TheoMichelot / hmmTMB

Fit hidden Markov models using Template Model Builder (TMB): flexible state-dependent distributions, transition probability structures, random effects, and smoothing splines.
53 stars 7 forks source link

Improved error message for zeros in `gamma` model #25

Open roaldarbol opened 7 months ago

roaldarbol commented 7 months ago

First of all, sorry about all the issues raised - just hoping to help as much as possible, as I appreciate all the work put into building this brilliant package, so it's all in a spirit of appreciation! :-)

When trying to fit data that includes zeros to a gamma model, the error message is somewhat uninformative. Maybe it could be possible to add a test of assumptions of the data given the model to give an error message that reflects which of the underlying assumptions are violated. So e.g. when running a gamma distribution, the check could be a simple any(data[["y"]] == 0). But could maybe be implemented as a general feature to check assumptions and report errors first.

Here's a reprex which produces the error only when 0 is in the data set.

library(hmmTMB, quietly = TRUE)
#> This is mgcv 1.9-1. For overview type 'help("mgcv-package")'.
library(tibble)
v1 <- rgamma(n = 500, shape = 1, scale = 0.01)
v2 <- rgamma(n = 500, shape = 3, scale = 2)

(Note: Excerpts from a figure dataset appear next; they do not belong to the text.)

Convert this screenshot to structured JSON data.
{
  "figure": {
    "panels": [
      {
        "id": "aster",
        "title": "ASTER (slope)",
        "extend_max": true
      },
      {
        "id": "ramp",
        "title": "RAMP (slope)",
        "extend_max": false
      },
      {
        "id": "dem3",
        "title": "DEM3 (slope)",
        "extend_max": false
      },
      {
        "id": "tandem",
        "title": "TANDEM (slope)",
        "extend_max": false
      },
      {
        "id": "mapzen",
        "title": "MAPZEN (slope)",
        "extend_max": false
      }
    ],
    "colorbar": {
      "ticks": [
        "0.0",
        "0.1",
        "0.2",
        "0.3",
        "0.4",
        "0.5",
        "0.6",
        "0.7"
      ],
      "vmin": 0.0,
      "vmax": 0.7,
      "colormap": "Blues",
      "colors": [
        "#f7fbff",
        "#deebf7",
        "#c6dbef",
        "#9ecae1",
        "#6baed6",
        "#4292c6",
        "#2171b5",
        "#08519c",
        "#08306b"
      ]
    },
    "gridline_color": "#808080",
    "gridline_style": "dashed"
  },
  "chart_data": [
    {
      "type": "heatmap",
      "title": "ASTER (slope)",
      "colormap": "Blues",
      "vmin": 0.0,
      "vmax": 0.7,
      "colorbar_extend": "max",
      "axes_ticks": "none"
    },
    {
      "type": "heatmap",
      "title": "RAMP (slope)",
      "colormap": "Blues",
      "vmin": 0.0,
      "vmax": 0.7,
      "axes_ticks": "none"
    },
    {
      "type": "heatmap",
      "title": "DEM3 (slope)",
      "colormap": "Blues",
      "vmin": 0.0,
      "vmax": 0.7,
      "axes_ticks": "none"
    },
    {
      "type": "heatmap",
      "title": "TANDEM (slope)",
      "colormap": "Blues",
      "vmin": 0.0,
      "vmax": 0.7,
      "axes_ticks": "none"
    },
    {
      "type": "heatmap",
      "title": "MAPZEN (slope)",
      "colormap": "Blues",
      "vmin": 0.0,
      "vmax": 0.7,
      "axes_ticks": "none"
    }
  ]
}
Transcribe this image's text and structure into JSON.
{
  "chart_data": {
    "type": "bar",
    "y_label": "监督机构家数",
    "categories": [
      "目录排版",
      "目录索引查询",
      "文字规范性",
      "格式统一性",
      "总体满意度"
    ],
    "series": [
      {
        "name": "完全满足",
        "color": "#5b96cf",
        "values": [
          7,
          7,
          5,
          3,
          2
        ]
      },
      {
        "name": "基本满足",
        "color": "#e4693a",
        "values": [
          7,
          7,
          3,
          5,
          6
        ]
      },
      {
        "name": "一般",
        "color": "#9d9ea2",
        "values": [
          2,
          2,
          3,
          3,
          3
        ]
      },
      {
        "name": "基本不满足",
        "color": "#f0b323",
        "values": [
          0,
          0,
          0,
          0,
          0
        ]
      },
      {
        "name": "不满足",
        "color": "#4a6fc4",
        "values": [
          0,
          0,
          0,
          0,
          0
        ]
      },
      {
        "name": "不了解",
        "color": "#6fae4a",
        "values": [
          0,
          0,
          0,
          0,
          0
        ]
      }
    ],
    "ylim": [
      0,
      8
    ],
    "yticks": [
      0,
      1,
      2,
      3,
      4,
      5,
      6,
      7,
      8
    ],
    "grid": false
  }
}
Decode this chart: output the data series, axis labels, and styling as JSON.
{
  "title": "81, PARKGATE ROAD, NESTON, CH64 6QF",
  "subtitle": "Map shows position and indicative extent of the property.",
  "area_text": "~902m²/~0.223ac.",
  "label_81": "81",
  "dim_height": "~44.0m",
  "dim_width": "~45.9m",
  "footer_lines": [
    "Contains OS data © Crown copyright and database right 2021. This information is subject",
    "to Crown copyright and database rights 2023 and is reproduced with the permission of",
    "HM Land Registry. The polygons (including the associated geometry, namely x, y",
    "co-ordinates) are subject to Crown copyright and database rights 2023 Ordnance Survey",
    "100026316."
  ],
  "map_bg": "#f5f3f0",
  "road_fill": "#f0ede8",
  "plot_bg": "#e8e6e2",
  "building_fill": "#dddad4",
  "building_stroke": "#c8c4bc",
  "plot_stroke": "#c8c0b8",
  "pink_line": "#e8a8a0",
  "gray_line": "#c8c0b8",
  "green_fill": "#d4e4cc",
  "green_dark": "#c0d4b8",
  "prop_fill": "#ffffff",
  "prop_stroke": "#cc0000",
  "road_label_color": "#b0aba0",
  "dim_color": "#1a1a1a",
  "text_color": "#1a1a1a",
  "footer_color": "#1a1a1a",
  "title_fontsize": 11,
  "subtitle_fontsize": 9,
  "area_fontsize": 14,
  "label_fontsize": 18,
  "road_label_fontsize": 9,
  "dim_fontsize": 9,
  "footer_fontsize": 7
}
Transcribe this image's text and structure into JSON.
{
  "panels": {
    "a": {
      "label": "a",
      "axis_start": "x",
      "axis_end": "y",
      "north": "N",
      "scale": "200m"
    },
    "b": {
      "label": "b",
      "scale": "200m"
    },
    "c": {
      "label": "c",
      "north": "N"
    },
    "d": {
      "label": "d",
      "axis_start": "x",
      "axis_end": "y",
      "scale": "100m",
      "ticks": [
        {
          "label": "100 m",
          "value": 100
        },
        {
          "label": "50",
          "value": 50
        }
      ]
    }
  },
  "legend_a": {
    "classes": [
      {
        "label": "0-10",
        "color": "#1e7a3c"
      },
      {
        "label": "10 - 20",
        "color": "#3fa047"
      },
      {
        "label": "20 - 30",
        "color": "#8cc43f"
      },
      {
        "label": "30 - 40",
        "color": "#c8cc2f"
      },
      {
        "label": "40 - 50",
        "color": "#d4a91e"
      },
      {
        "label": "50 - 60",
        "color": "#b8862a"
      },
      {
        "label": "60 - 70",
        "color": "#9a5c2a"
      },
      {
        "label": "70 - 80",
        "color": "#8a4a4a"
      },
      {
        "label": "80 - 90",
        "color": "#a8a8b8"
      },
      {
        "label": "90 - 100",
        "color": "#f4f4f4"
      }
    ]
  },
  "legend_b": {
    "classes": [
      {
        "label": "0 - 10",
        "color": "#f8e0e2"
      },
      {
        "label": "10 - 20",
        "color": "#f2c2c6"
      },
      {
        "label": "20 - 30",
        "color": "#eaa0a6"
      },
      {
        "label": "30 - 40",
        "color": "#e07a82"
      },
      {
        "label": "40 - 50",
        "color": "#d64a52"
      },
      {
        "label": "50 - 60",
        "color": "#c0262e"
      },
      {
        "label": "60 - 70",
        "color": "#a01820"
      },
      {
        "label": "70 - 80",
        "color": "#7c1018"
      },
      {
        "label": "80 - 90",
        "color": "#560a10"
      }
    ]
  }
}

df_hmm <- tibble(speed_cm_s = c(v1, v2))
df_hmm_0 <- tibble(speed_cm_s = c(v1, v2, 0))

# Without 0
hid <- MarkovChain$new(data = df_hmm, n_states = 2)
par0_gamma <- list(speed_cm_s = list(shape = c(1, 3), scale = c(0.01, 2)))
obs <- Observation$new(data = df_hmm,
                       dists = list(speed_cm_s = "gamma"),
                       n_states = 2,
                       par = par0_gamma)
#> Warning: Unknown or uninitialised column: `time`.
#> Warning: Unknown or uninitialised column: `ID`.
mod1 <- HMM$new(obs = obs, hid = hid)
mod1$fit(silent = TRUE)

# With 0
hid <- MarkovChain$new(data = df_hmm_0, n_states = 2)
par0_gamma <- list(speed_cm_s = list(shape = c(1, 3), scale = c(0.01, 2)))
obs <- Observation$new(data = df_hmm_0,
                       dists = list(speed_cm_s = "gamma"),
                       n_states = 2,
                       par = par0_gamma)
#> Warning: Unknown or uninitialised column: `time`.
#> Unknown or uninitialised column: `ID`.
mod1 <- HMM$new(obs = obs, hid = hid)
mod1$fit(silent = TRUE)
#> Error in self$setup(silent = silent): Log-likelihood is NaN or infinite at starting parameters. Check that the data are within the domain of definition of the observation distributions, or try other starting parameters.

Created on 2024-04-28 with reprex v2.1.0

TheoMichelot commented 7 months ago

Thanks for the feedback. The reason the checks you mention aren't implemented is that it is less straightforward to check that the observations are in the right domain for distributions over discrete sets (e.g., Poisson, binomial). That being said, this should still be feasible (possibly ignoring the case of discrete observations at first). I think the steps could be:

  1. Add support_ as a field to the Dist class, which takes a string of the form "(-Inf, Inf)", or "(0, Inf)", or "[0, Inf)" (distinction between open and closed intervals is important)

    • add private attribute support_
    • add Dist$field() accessor
    • add support argument to Dist$initialize() and initialise in constructor (possibly with a default value)
  2. Add the support to existing distributions in R/dist_def.R

  3. Add a method Dist$check_support(x), which unpacks the character string from step 1, extracts the relevant inequalities, and checks whether those are satisfied by the input x (vector of observations)

  4. Add check in Observation$initialize()

    • loop over observation variables
    • for each, check whether observations are within support using Dist$check_support(x),
    • if not, print an error message of the form "Observations for the variable Z are not within the support of the 'gamma' distribution (0, Inf)"

Note that this won't be a priority because the error message is already reasonably informative ("Check that the data are within the domain of definition of the observation distributions").

roaldarbol commented 7 months ago

Wow, that's a super thorough fix - I like it! And no worries, there's no rush, just thought it was worth to file the issue. :-)

I must admit I couldn't find a source that specified that gamma distributions have to be >0, but it might have been hidden in formulaic language somewhere. So even just having a tiny write-up about what the "domain of definition of the observation distribution" is for the different distributions would be of great help.